In reality, genes are knocked out, not reactions. Let us now try knocking out the _gapA_ (b1779) gene encoding the GAPD (Glyceraldehyde-3-phosphate dehydrogenase) reaction.

In [None]:
# copy the original model again
model_ko = model.copy()

In [None]:
# knock out the b1779 gene
model_ko.genes.b1779.knock_out()

# check which reactions became inactive (lower bound == upper bound == 0)
[rxn.id for rxn in model_ko.reactions if rxn.upper_bound == rxn.lower_bound]

In [None]:
# view the GAPD reaction (bounds are now zero)
model_ko.reactions.GAPD

In [None]:
# re-optimize the knockout model
model_ko.optimize().objective_value

Here we can see that the _gapA_ gene (and its encoded GAPD reaction) were quite important, as the biomass flux has effectively been reduced to zero. This is consistent with reports that _E. coli_ [cannot grow without this gene](https://biocyc.org/gene?orgid=ECOLI&id=EG10367#tab=ESS).

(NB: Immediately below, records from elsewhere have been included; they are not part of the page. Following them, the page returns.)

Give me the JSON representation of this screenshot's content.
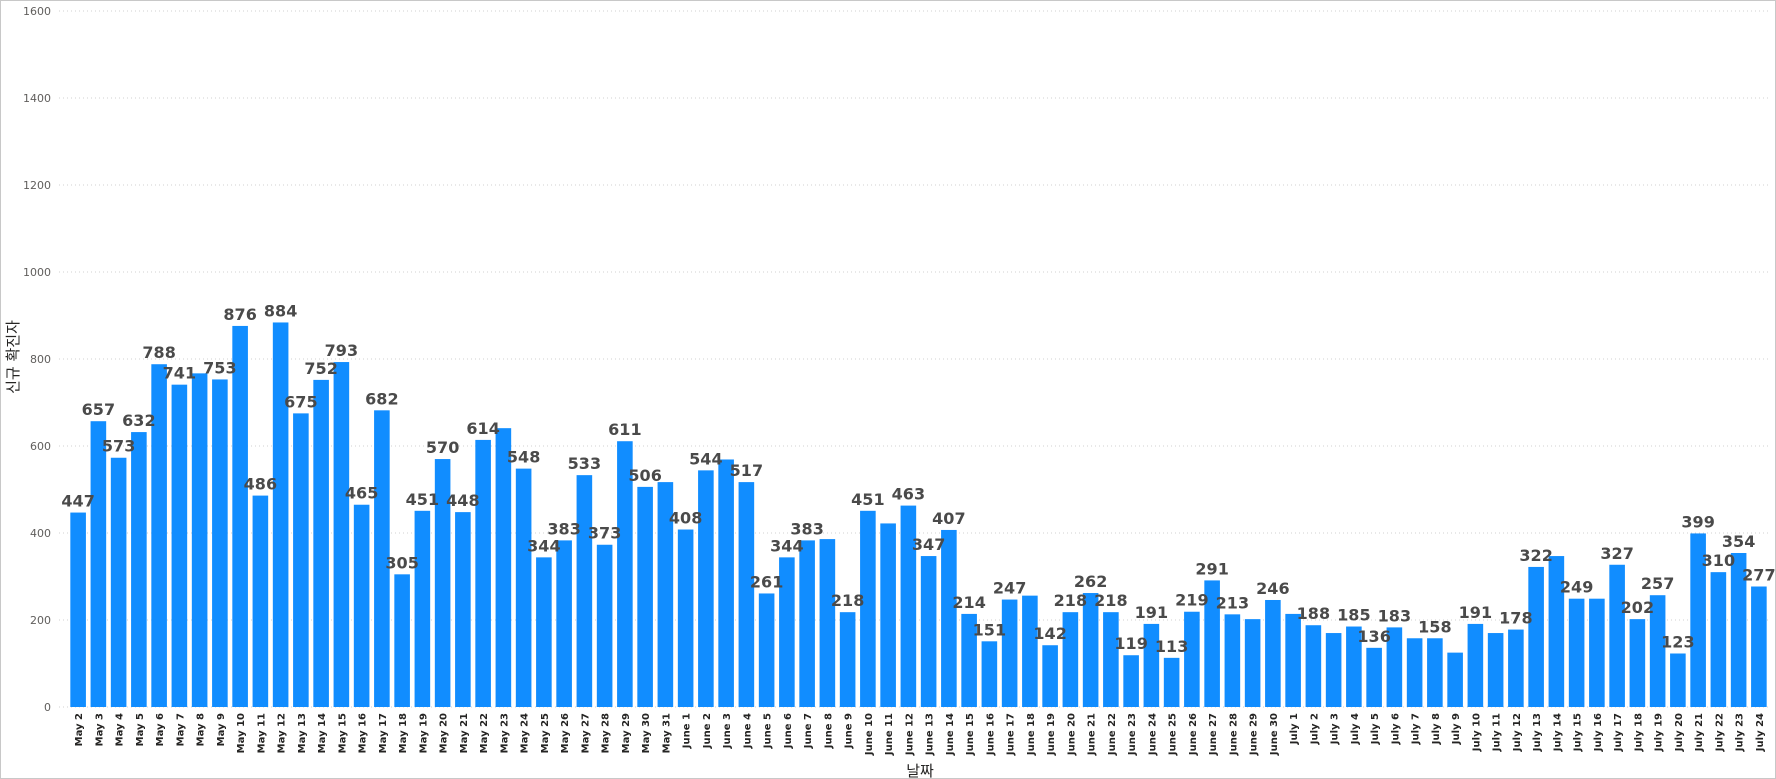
{
  "chart_data": {
    "type": "bar",
    "title": "",
    "xlabel": "날짜",
    "ylabel": "신규 확진자",
    "ylim": [
      0,
      1600
    ],
    "yticks": [
      0,
      200,
      400,
      600,
      800,
      1000,
      1200,
      1400,
      1600
    ],
    "grid": true,
    "colors": {
      "bar": "#118dff",
      "label": "#4a4a4a"
    },
    "categories": [
      "May 2",
      "May 3",
      "May 4",
      "May 5",
      "May 6",
      "May 7",
      "May 8",
      "May 9",
      "May 10",
      "May 11",
      "May 12",
      "May 13",
      "May 14",
      "May 15",
      "May 16",
      "May 17",
      "May 18",
      "May 19",
      "May 20",
      "May 21",
      "May 22",
      "May 23",
      "May 24",
      "May 25",
      "May 26",
      "May 27",
      "May 28",
      "May 29",
      "May 30",
      "May 31",
      "June 1",
      "June 2",
      "June 3",
      "June 4",
      "June 5",
      "June 6",
      "June 7",
      "June 8",
      "June 9",
      "June 10",
      "June 11",
      "June 12",
      "June 13",
      "June 14",
      "June 15",
      "June 16",
      "June 17",
      "June 18",
      "June 19",
      "June 20",
      "June 21",
      "June 22",
      "June 23",
      "June 24",
      "June 25",
      "June 26",
      "June 27",
      "June 28",
      "June 29",
      "June 30",
      "July 1",
      "July 2",
      "July 3",
      "July 4",
      "July 5",
      "July 6",
      "July 7",
      "July 8",
      "July 9",
      "July 10",
      "July 11",
      "July 12",
      "July 13",
      "July 14",
      "July 15",
      "July 16",
      "July 17",
      "July 18",
      "July 19",
      "July 20",
      "July 21",
      "July 22",
      "July 23",
      "July 24"
    ],
    "values": [
      447,
      657,
      573,
      632,
      788,
      741,
      767,
      753,
      876,
      486,
      884,
      675,
      752,
      793,
      465,
      682,
      305,
      451,
      570,
      448,
      614,
      641,
      548,
      344,
      383,
      533,
      373,
      611,
      506,
      517,
      408,
      544,
      569,
      517,
      261,
      344,
      383,
      386,
      218,
      451,
      422,
      463,
      347,
      407,
      214,
      151,
      247,
      256,
      142,
      218,
      262,
      218,
      119,
      191,
      113,
      219,
      291,
      213,
      202,
      246,
      214,
      188,
      170,
      185,
      136,
      183,
      158,
      158,
      125,
      191,
      170,
      178,
      322,
      347,
      249,
      249,
      327,
      202,
      257,
      123,
      399,
      310,
      354,
      277
    ],
    "labels": [
      "447",
      "657",
      "573",
      "632",
      "788",
      "741",
      "",
      "753",
      "876",
      "486",
      "884",
      "675",
      "752",
      "793",
      "465",
      "682",
      "305",
      "451",
      "570",
      "448",
      "614",
      "",
      "548",
      "344",
      "383",
      "533",
      "373",
      "611",
      "506",
      "",
      "408",
      "544",
      "",
      "517",
      "261",
      "344",
      "383",
      "",
      "218",
      "451",
      "",
      "463",
      "347",
      "407",
      "214",
      "151",
      "247",
      "",
      "142",
      "218",
      "262",
      "218",
      "119",
      "191",
      "113",
      "219",
      "291",
      "213",
      "",
      "246",
      "",
      "188",
      "",
      "185",
      "136",
      "183",
      "",
      "158",
      "",
      "191",
      "",
      "178",
      "322",
      "",
      "249",
      "",
      "327",
      "202",
      "257",
      "123",
      "399",
      "310",
      "354",
      "277"
    ]
  }
}
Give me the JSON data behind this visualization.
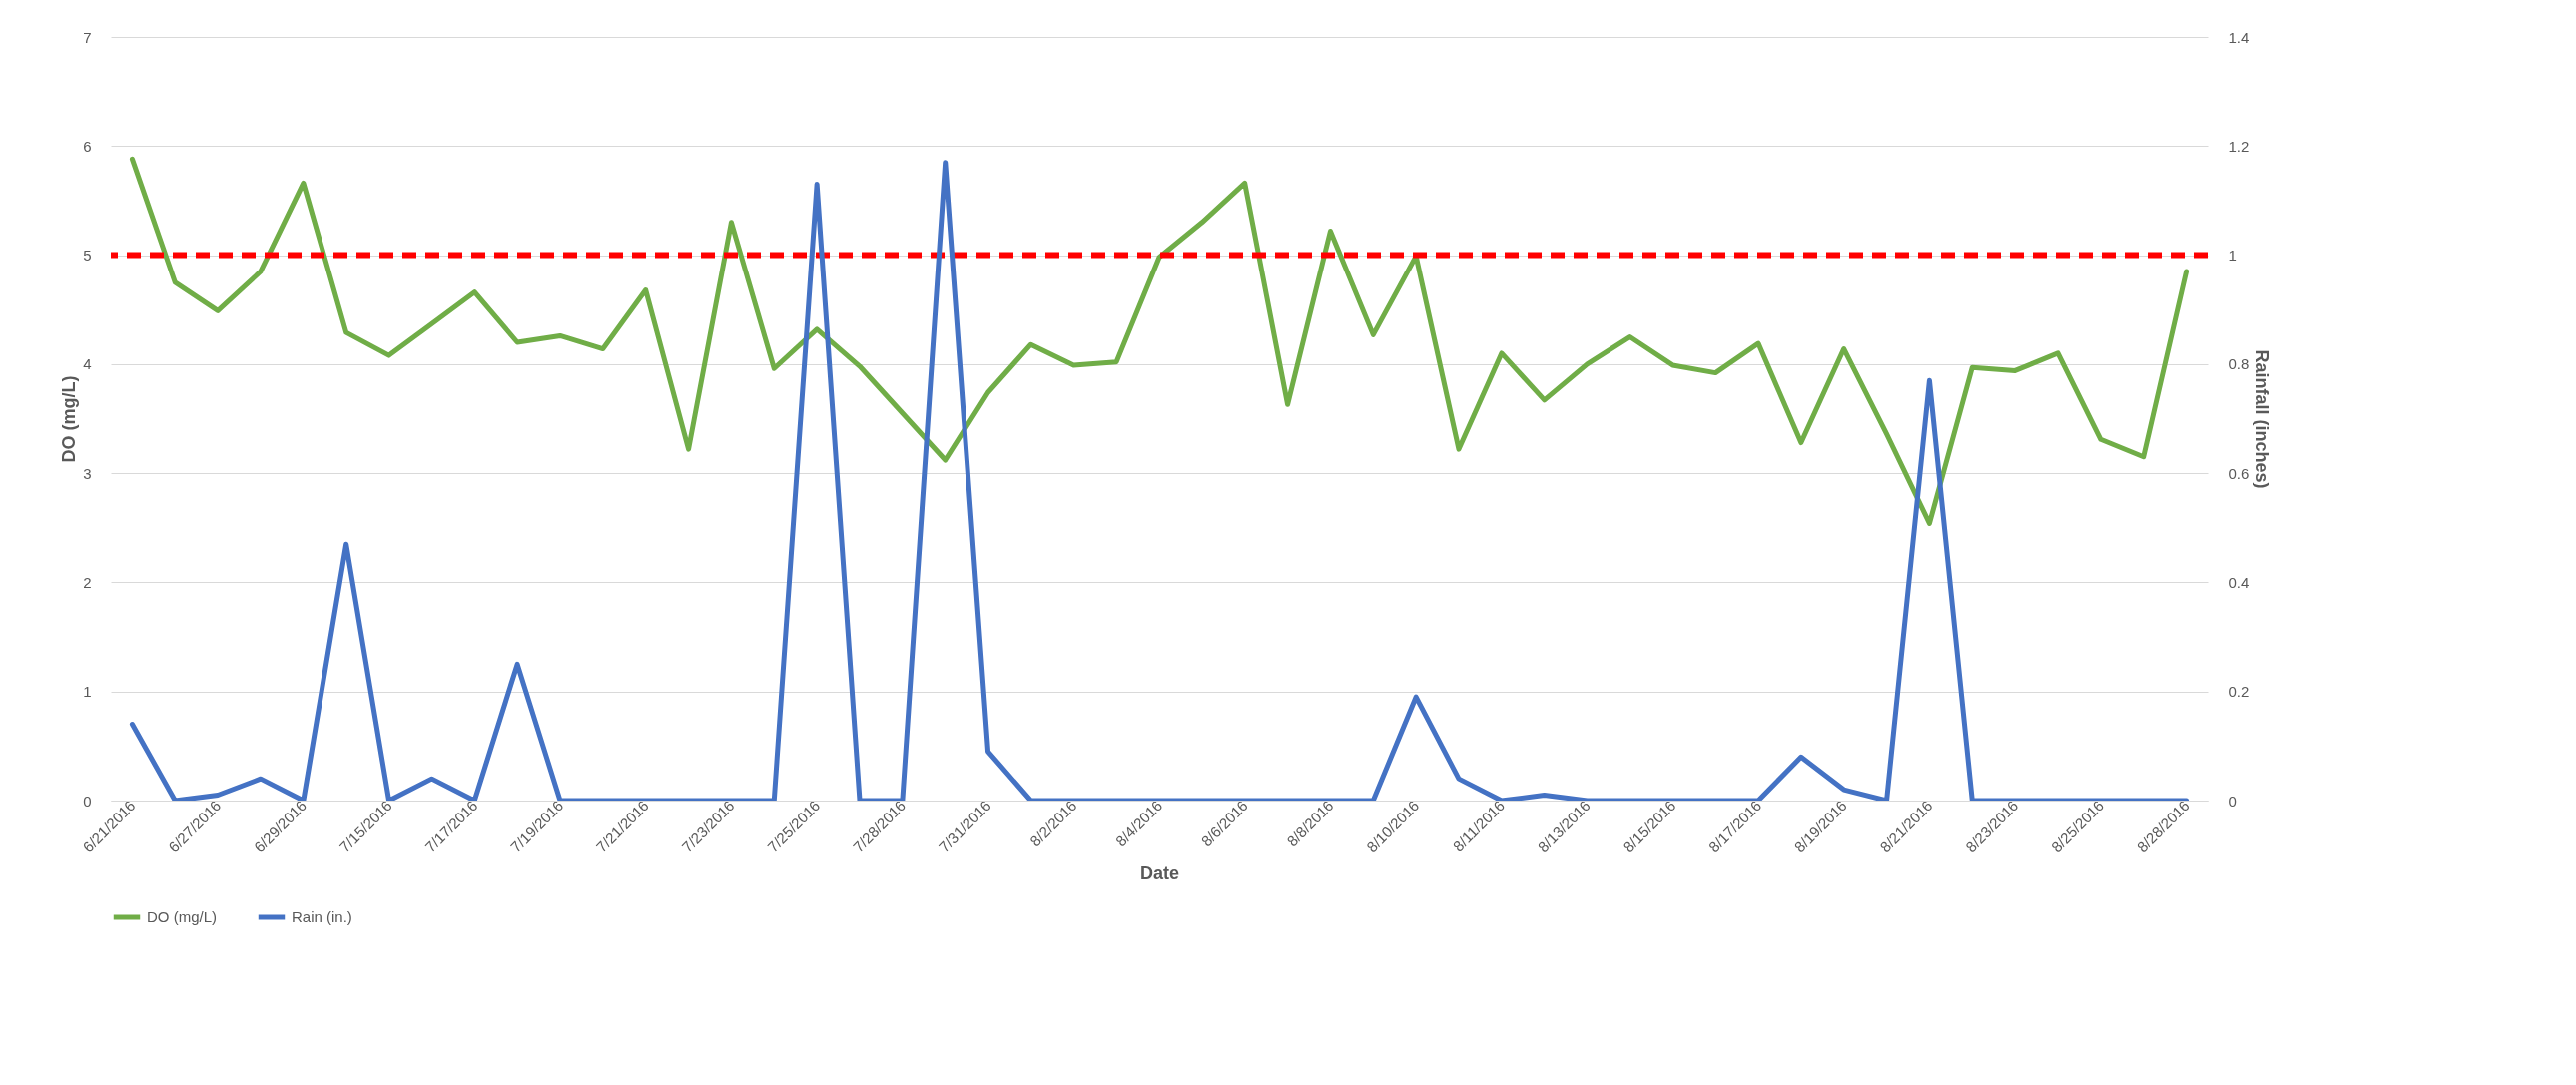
{
  "chart_data": {
    "type": "line",
    "xlabel": "Date",
    "ylabel": "DO (mg/L)",
    "y2label": "Rainfall (inches)",
    "categories": [
      "6/21/2016",
      null,
      "6/27/2016",
      null,
      "6/29/2016",
      null,
      "7/15/2016",
      null,
      "7/17/2016",
      null,
      "7/19/2016",
      null,
      "7/21/2016",
      null,
      "7/23/2016",
      null,
      "7/25/2016",
      null,
      "7/28/2016",
      null,
      "7/31/2016",
      null,
      "8/2/2016",
      null,
      "8/4/2016",
      null,
      "8/6/2016",
      null,
      "8/8/2016",
      null,
      "8/10/2016",
      null,
      "8/11/2016",
      null,
      "8/13/2016",
      null,
      "8/15/2016",
      null,
      "8/17/2016",
      null,
      "8/19/2016",
      null,
      "8/21/2016",
      null,
      "8/23/2016",
      null,
      "8/25/2016",
      null,
      "8/28/2016"
    ],
    "ylim": [
      0,
      7
    ],
    "yticks": [
      0,
      1,
      2,
      3,
      4,
      5,
      6,
      7
    ],
    "y2lim": [
      0,
      1.4
    ],
    "y2ticks": [
      0,
      0.2,
      0.4,
      0.6,
      0.8,
      1,
      1.2,
      1.4
    ],
    "series": [
      {
        "name": "DO (mg/L)",
        "color": "#70ad47",
        "values": [
          5.88,
          4.75,
          4.49,
          4.85,
          5.66,
          4.29,
          4.08,
          4.37,
          4.66,
          4.2,
          4.26,
          4.14,
          4.68,
          3.22,
          5.3,
          3.96,
          4.32,
          3.98,
          3.55,
          3.12,
          3.74,
          4.18,
          3.99,
          4.02,
          4.98,
          5.3,
          5.66,
          3.63,
          5.22,
          4.27,
          4.99,
          3.22,
          4.1,
          3.67,
          4.0,
          4.25,
          3.99,
          3.92,
          4.19,
          3.28,
          4.14,
          3.36,
          2.54,
          3.97,
          3.94,
          4.1,
          3.31,
          3.15,
          4.85
        ]
      },
      {
        "name": "Rain (in.)",
        "color": "#4472c4",
        "axis": "y2",
        "values": [
          0.14,
          0,
          0.01,
          0.04,
          0,
          0.47,
          0,
          0.04,
          0,
          0.25,
          0,
          0,
          0,
          0,
          0,
          0,
          1.13,
          0,
          0,
          1.17,
          0.09,
          0,
          0,
          0,
          0,
          0,
          0,
          0,
          0,
          0,
          0.19,
          0.04,
          0,
          0.01,
          0,
          0,
          0,
          0,
          0,
          0.08,
          0.02,
          0,
          0.77,
          0,
          0,
          0,
          0,
          0,
          0
        ]
      }
    ],
    "ref_lines": [
      {
        "axis": "y",
        "value": 5,
        "color": "#ff0000",
        "line_style": "dashed"
      }
    ],
    "grid": "y",
    "legend": "bottom"
  }
}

### Perform all single gene or reaction deletions

Since it is a common analysis, COBRApy has specific functions for iterating through each gene (or reaction) in the model, knocking it out, and calculating the associated objective value.

In [None]:
from cobra.flux_analysis import single_gene_deletion, single_reaction_deletion

In [None]:
# delete all genes, one by one, and view the results
gene_del_results = single_gene_deletion(model)
gene_del_results

In [None]:
# delete all reactions, one by one, and view the results
rxn_del_results = single_reaction_deletion(model)
rxn_del_results

### Isozyme and enzyme complex knockouts

If you still have time, try knocking out genes that encode an isozyme or a complex subunit to see what effect it has on a reaction (remember that the bounds will change to zero once it has been knocked out)

In [None]:
# copy the original model again
model_ko = model.copy()

First try to inactivate the AKGDH reaction by knocking out one or more of its associated genes

In [None]:
model_ko.reactions.AKGDH

Next try knocking out one or more of the genes associated with the ACALD reaction

In [None]:
model_ko.reactions.ACALD

Did you notice anything different in how each of these reactions responds to having one of its genes knocked out? Is that consistent with your understanding of the difference between isozymes and enzyme complex subunits?